His nemesis was the Borgia pope Alexander VI, whose lust and simony he had never ceased from blasting, and who now moved to excommunicate him as a dangerous heretic, perverting dogma under the guise of holy simplicity. Savonarola had innocently expected that the gnome-like King Charles VIII of France, marching into Italy to seize the Neapolitan throne, would assume the role of divine scourge, deposing the pontiff and cleansing Rome of her wickedness. Turning out to be just another cherrypicking invader, Charles flunked his appointed task and slipped back across the Alps, leaving the way clear for Alexander to pounce. A growing anti-Savonarola faction in Florence exulted when a thunderstorm extinguished the fire through which a fellow Dominican had prepared to walk as proof of the friar’s righteousness. Following a siege of San Marco, Fra Girolamo was arrested, tortured to secure a confession of heresy and burned alive in the very piazza where the pious Florentines had earlier torched their ‘vanities’.

Both Lauro Martines’s Scourge and Fire and Desmond Seward’s The Burning of the Vanities help us to grasp the mixture of iron conviction and childlike naivety underlying Savonarola’s astonishing charisma. Each nevertheless adopts a widely differing approach to the historical materials.

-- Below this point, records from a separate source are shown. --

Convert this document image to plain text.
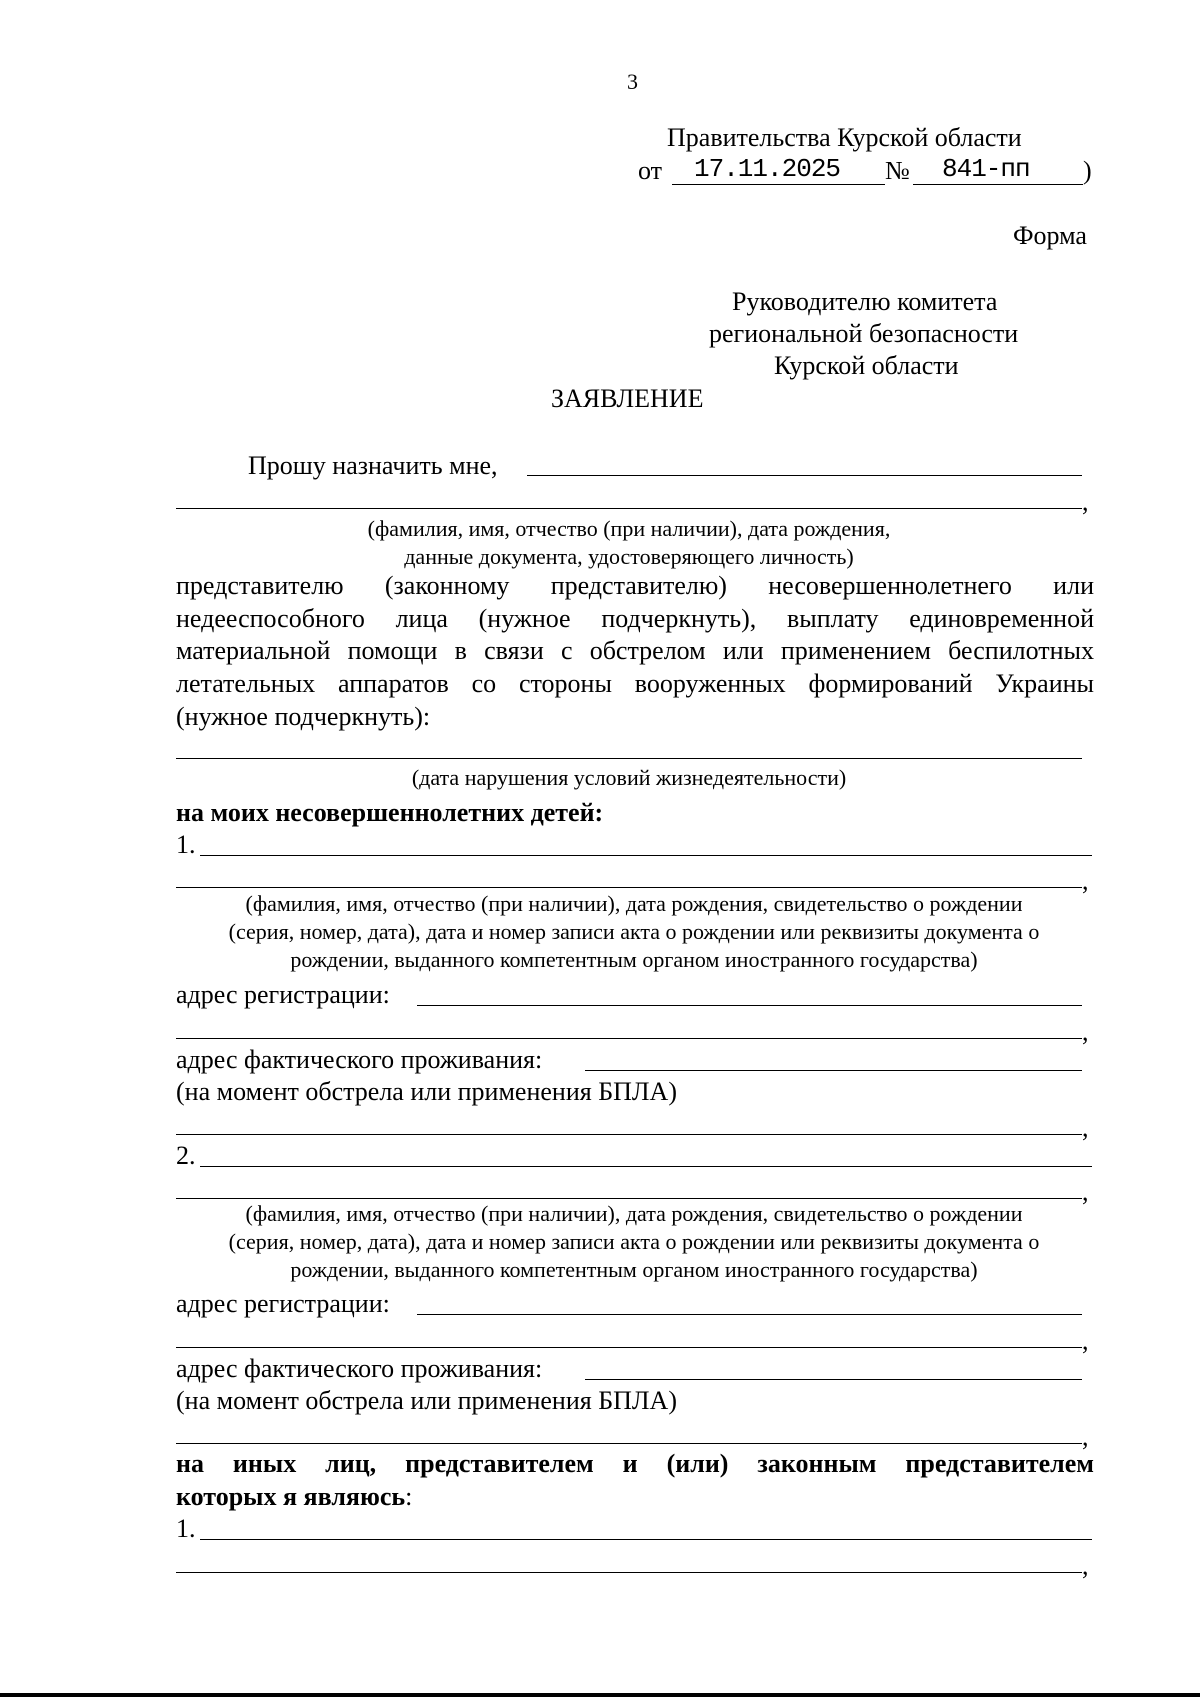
3
Правительства Курской области
от 17.11.2025 № 841-пп )
Форма
Руководителю комитета
региональной безопасности
Курской области
ЗАЯВЛЕНИЕ
Прошу назначить мне,
,
(фамилия, имя, отчество (при наличии), дата рождения,
данные документа, удостоверяющего личность)
представителю (законному представителю) несовершеннолетнего или
недееспособного лица (нужное подчеркнуть), выплату единовременной
материальной помощи в связи с обстрелом или применением беспилотных
летательных аппаратов со стороны вооруженных формирований Украины
(нужное подчеркнуть):
(дата нарушения условий жизнедеятельности)
на моих несовершеннолетних детей:
1.
,
(фамилия, имя, отчество (при наличии), дата рождения, свидетельство о рождении
(серия, номер, дата), дата и номер записи акта о рождении или реквизиты документа о
рождении, выданного компетентным органом иностранного государства)
адрес регистрации:
,
адрес фактического проживания:
(на момент обстрела или применения БПЛА)
,
2.
,
(фамилия, имя, отчество (при наличии), дата рождения, свидетельство о рождении
(серия, номер, дата), дата и номер записи акта о рождении или реквизиты документа о
рождении, выданного компетентным органом иностранного государства)
адрес регистрации:
,
адрес фактического проживания:
(на момент обстрела или применения БПЛА)
,
на иных лиц, представителем и (или) законным представителем
которых я являюсь:
1.
,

Seward, more straightforwardly biographical, is strong on period atmosphere and dwells significantly on the details of Girolamo’s Ferrarese childhood. Martines is concerned to locate the friar firmly in that Florentine ambience whose outlines he drew with such masterly strokes in April Blood, a study of the Pazzi conspiracy and Lorenzo de’ Medici’s rise to power. Seward, a practising Catholic, is eager that we should see his subject as rather more than a repellent fanatic and philistine, reminding us that the Dominicans still await his canonisation. Martines, in an outstanding final chapter entitled ‘The Conscience of a City’, invokes the figure of an outsider who forced Florence to confront its own soul, ‘its piety, patriotism, eloquence, republicanism and even its rationalism’. The concluding pages of this book are the best distillation I have yet read of the authentic Florentine Renaissance ethos. His wider application of Savonarola’s story to the whole issue of morality and government has an inescapable contemporary resonance. Politics may have brought about Fra Girolamo’s downfall, but a few politicians with his soul would not nowadays come amiss.